Prematurity Attenuates Skeletal Muscle Anabolism of Neonatal Pigs Independently of Birth Weight

OBJECTIVES: Premature infants are at risk for postnatal growth failure that reduces lifelong lean mass. We have shown previously that preterm birth blunts the feeding-induced activation of the mechanistic target of rapamycin (mTOR) signaling pathway, translation initiation, and protein synthesis in skeletal muscle of neonatal pigs. Considering that body weight can vary widely at birth, we sought to separate the effect of prematurity from birth weight on the anabolic response to feeding. METHODS: Pigs were delivered by cesarean section at preterm (103 d) or term (112 d) gestation and fed parenterally for 4 d. On day 4, pigs were fasted for 4 h and were either fasted one additional hour or fed by oral gavage, yielding four groups: 1) preterm fasted (PT-FAST); 2) preterm fed (PT-FED); 3) term fasted (T-FAST); and 4) term fed (T-FED). All pigs were injected with a flooding dose of L-[4-(3)H]Phe to determine fractional protein synthesis rates and euthanized 60 min after feeding or the additional fast. Pigs were stratified by birth weight such that the highest birth weight preterm pigs were compared with the lowest birth weight term pigs (n = 10–13 per group).
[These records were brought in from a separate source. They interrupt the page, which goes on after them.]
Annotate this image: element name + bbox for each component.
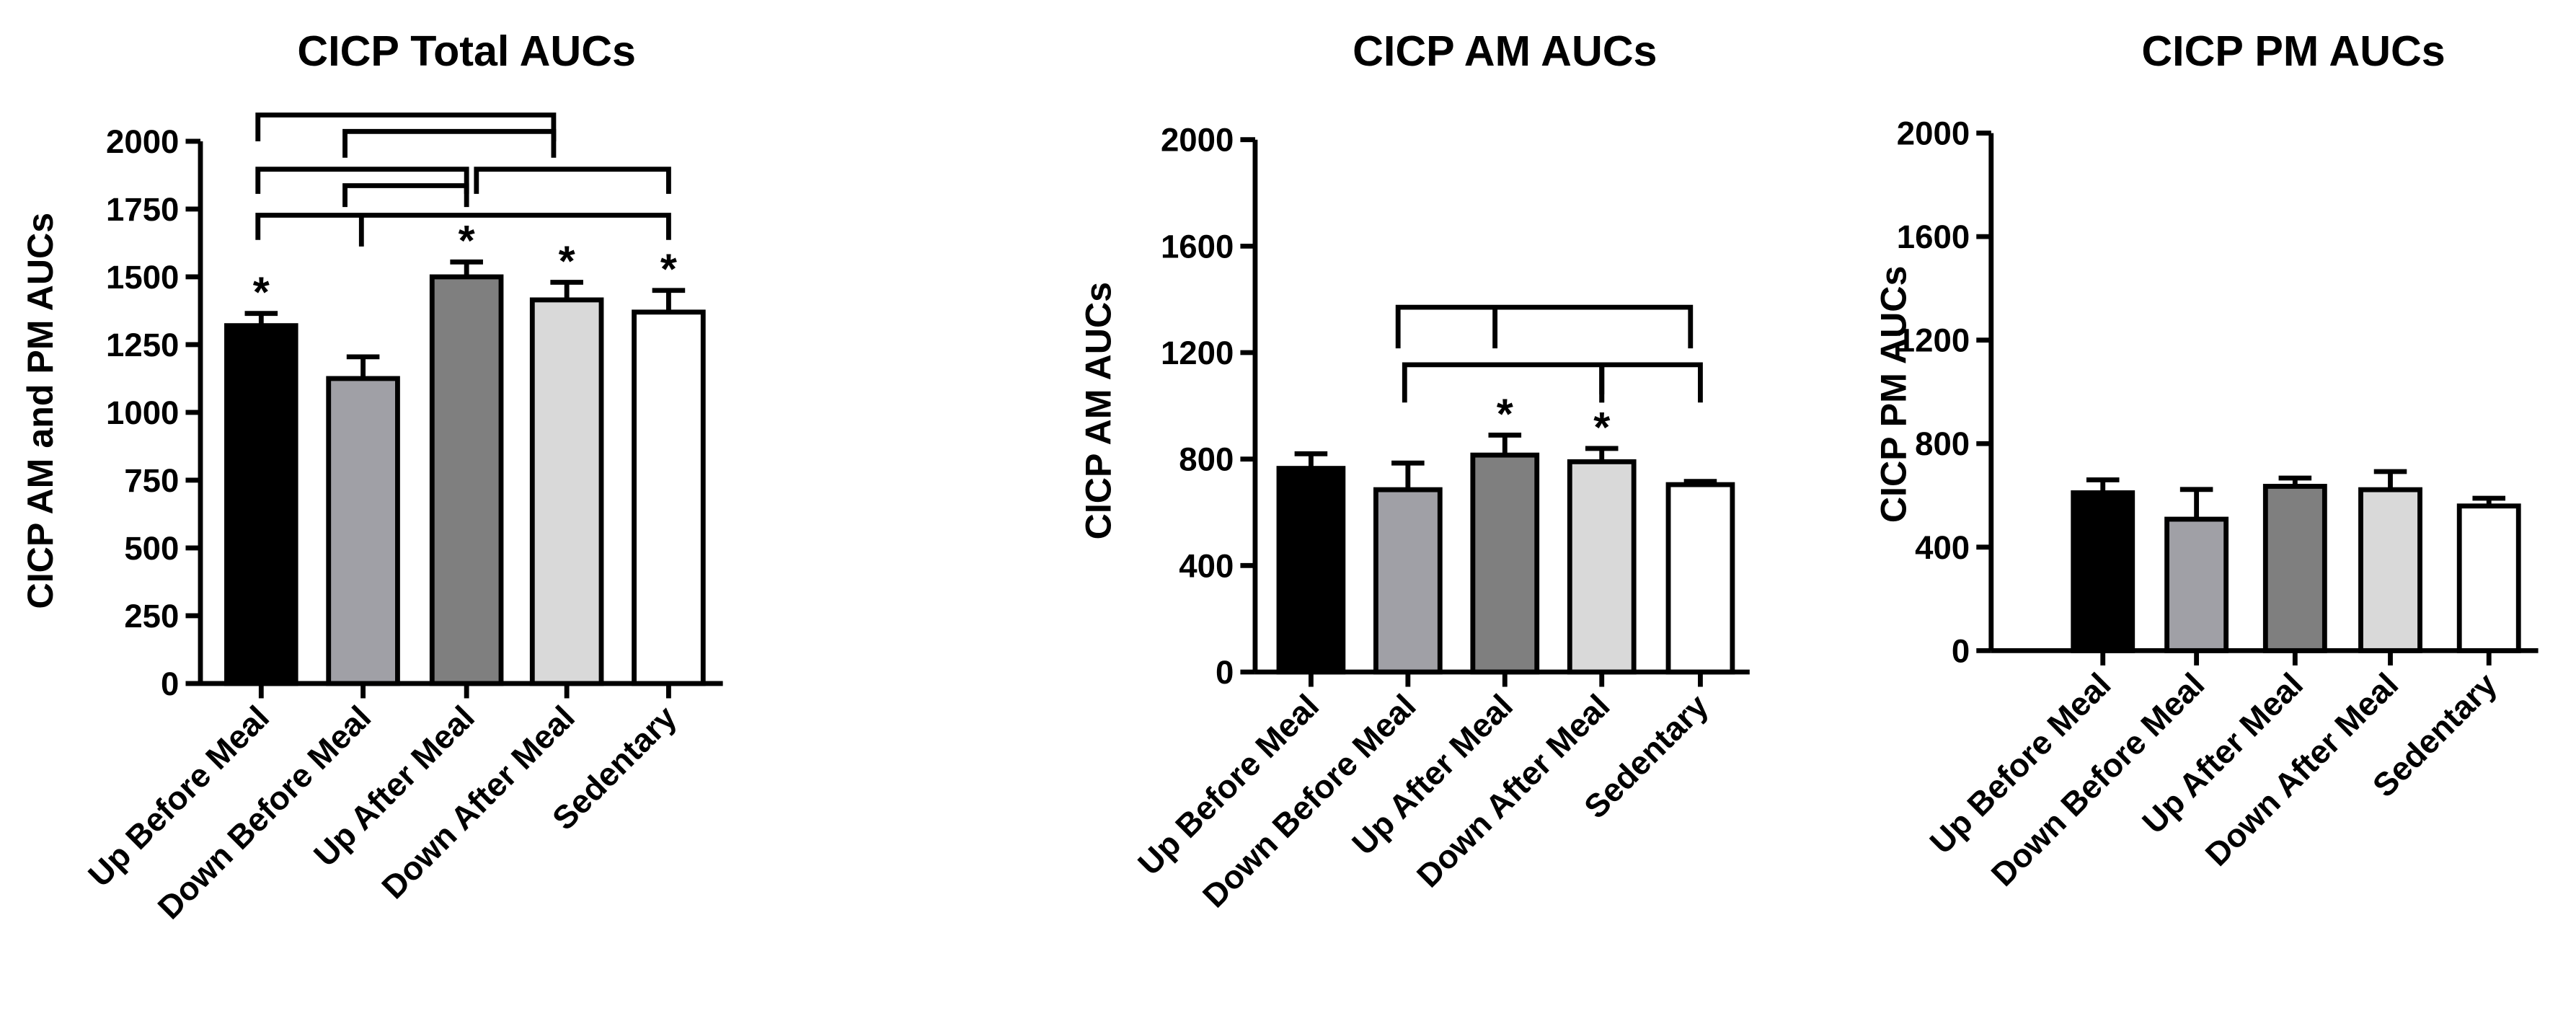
bar	[529, 297, 604, 686]
y-tick-label: 0	[1216, 654, 1234, 691]
bar	[632, 309, 706, 686]
y-tick-label: 750	[124, 462, 179, 499]
significance-bracket	[342, 128, 557, 158]
significance-marker: *	[1497, 389, 1513, 438]
bar	[2456, 503, 2521, 653]
y-tick-label: 1500	[106, 259, 179, 296]
bar	[2358, 487, 2422, 653]
significance-bracket	[342, 183, 469, 208]
bar	[429, 274, 504, 686]
y-tick-label: 1250	[106, 327, 179, 363]
significance-bracket	[474, 167, 671, 194]
y-tick-label: 0	[161, 666, 179, 702]
bar	[326, 376, 400, 686]
y-tick-label: 400	[1179, 547, 1234, 584]
bar	[1567, 459, 1637, 675]
y-tick-label: 400	[1915, 529, 1970, 566]
x-tick-label: Up Before Meal	[81, 699, 276, 894]
bar	[1665, 482, 1735, 675]
bar	[2071, 490, 2135, 653]
y-tick-label: 2000	[1161, 122, 1234, 159]
chart-title: CICP Total AUCs	[297, 27, 636, 75]
significance-bracket	[255, 213, 671, 240]
bar	[2164, 516, 2229, 653]
significance-marker: *	[253, 268, 270, 317]
x-tick-label: Down After Meal	[375, 699, 582, 906]
y-tick-label: 1600	[1897, 218, 1970, 255]
y-tick-label: 2000	[106, 123, 179, 160]
bar	[224, 323, 298, 686]
chart-title: CICP AM AUCs	[1353, 27, 1657, 75]
bar	[2262, 484, 2327, 653]
y-tick-label: 0	[1952, 632, 1970, 669]
y-tick-label: 2000	[1897, 115, 1970, 152]
y-tick-label: 250	[124, 598, 179, 635]
y-tick-label: 800	[1915, 425, 1970, 462]
significance-marker: *	[559, 237, 575, 285]
y-tick-label: 1200	[1161, 335, 1234, 371]
x-tick-label: Up Before Meal	[1131, 687, 1327, 883]
bar	[1276, 466, 1346, 675]
chart-title: CICP PM AUCs	[2141, 27, 2445, 75]
y-axis-label: CICP AM AUCs	[1078, 282, 1118, 539]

RESULTS: Despite similar birth weight in preterm and term pigs (1035 vs 993 ± 54 g, P > 0.10), relative weight gain of preterm was 33% lower than term pigs (22.0 vs. 32.9 ± 1.6 g·kg(−1)·d(−1), P < 0.001). Longissimus dorsi (LD), gastrocnemius, and diaphragm protein synthesis rates were not different between PT-FAST and T-FAST groups. Gastrocnemius protein synthesis was 18% lower in PT-FED than T-FED group (P < 0.01), but protein synthesis was not different between PT-FED and T-FED groups in LD and diaphragm muscles. The abundance of the active eIF4E·eIF4G complex and phosphorylation of 4E-BP1 and S6K1, readouts of mTOR activation and translation initiation signaling, were increased after feeding in all muscles (P < 0.001). Translation initiation signaling was lower in LD and gastrocnemius muscles in PT-FED than T-FED groups (P < 0.05) but was not different in diaphragm muscle (P > 0.10). CONCLUSIONS: These findings imply that prematurity, independent of birth weight, blunts mTOR activation and protein synthesis after feeding. The blunted anabolic response to feeding likely underpins postnatal growth failure often observed in infants born preterm. FUNDING SOURCES: NIH and USDA.